As the wafer diameter gets larger to enhance productivity/efficiency and chips get thinner to meet the requirements for heat dissipation, die stacking, reduced electrical resistance and low profile devices, such thin chips on large wafers will suffer ever-greater magnitude of stresses than ever before. These mechanical stress issues are especially severe for image sensor wafers (i.e. wafer on which image sensors are formed). The active side of an image sensor wafer has layers of material and structures formed thereon, which can include passivation, low-k dielectric layers, microlenses, color filters, conductive circuits, optical enhancements, light shielding, etc. These layers and structures not only make the silicon wafer unstable, they themselves are even more susceptible to the same mechanical stress and can become damaged.
Additionally, the active side of an image sensor wafer can be encapsulated with a protective substrate, which includes stand offs (dam) structures to space it from the wafer. The stand offs are bonded to the surface layer and introduce mechanical stress to the surface layer, together with the buildup of enormous amounts of mechanical stress during wafer thinning and dicing steps, which can cause cracking, delamination and many other defects on the surface layers and/or silicon substrate.
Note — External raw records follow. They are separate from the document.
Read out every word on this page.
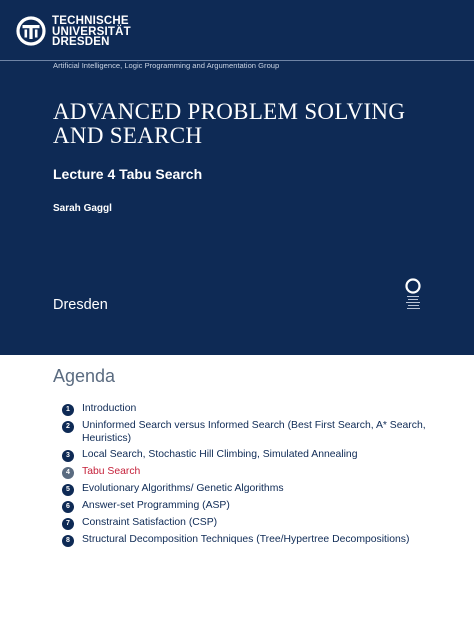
TECHNISCHE
UNIVERSITÄT
DRESDEN
Artificial Intelligence, Logic Programming and Argumentation Group
ADVANCED PROBLEM SOLVING
AND SEARCH
Lecture 4 Tabu Search
Sarah Gaggl
Dresden
Agenda
1	Introduction
2	Uninformed Search versus Informed Search (Best First Search, A* Search, Heuristics)
3	Local Search, Stochastic Hill Climbing, Simulated Annealing
4	Tabu Search
5	Evolutionary Algorithms/ Genetic Algorithms
6	Answer-set Programming (ASP)
7	Constraint Satisfaction (CSP)
8	Structural Decomposition Techniques (Tree/Hypertree Decompositions)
It is known in the art to make a pre-cut (partial dicing) to avert/release mechanical stress build up. Processing such as Dice Before Grinding (DBG) includes making a partial cut into the silicon wafer, thinning the other side of the wafer, using plasma etch to relieve stress build up in the wafer, and then making the final singulation cut. However, a limitation of DBG processing or similar processing is that such processing is for non-packaged semiconductor silicon wafers. What is needed is a method and structure for mechanical stresses relief that is compatible with and is part of the Wafer Level Packaging (WLP) process (i.e. packaging of the integrated circuits before wafer singulation).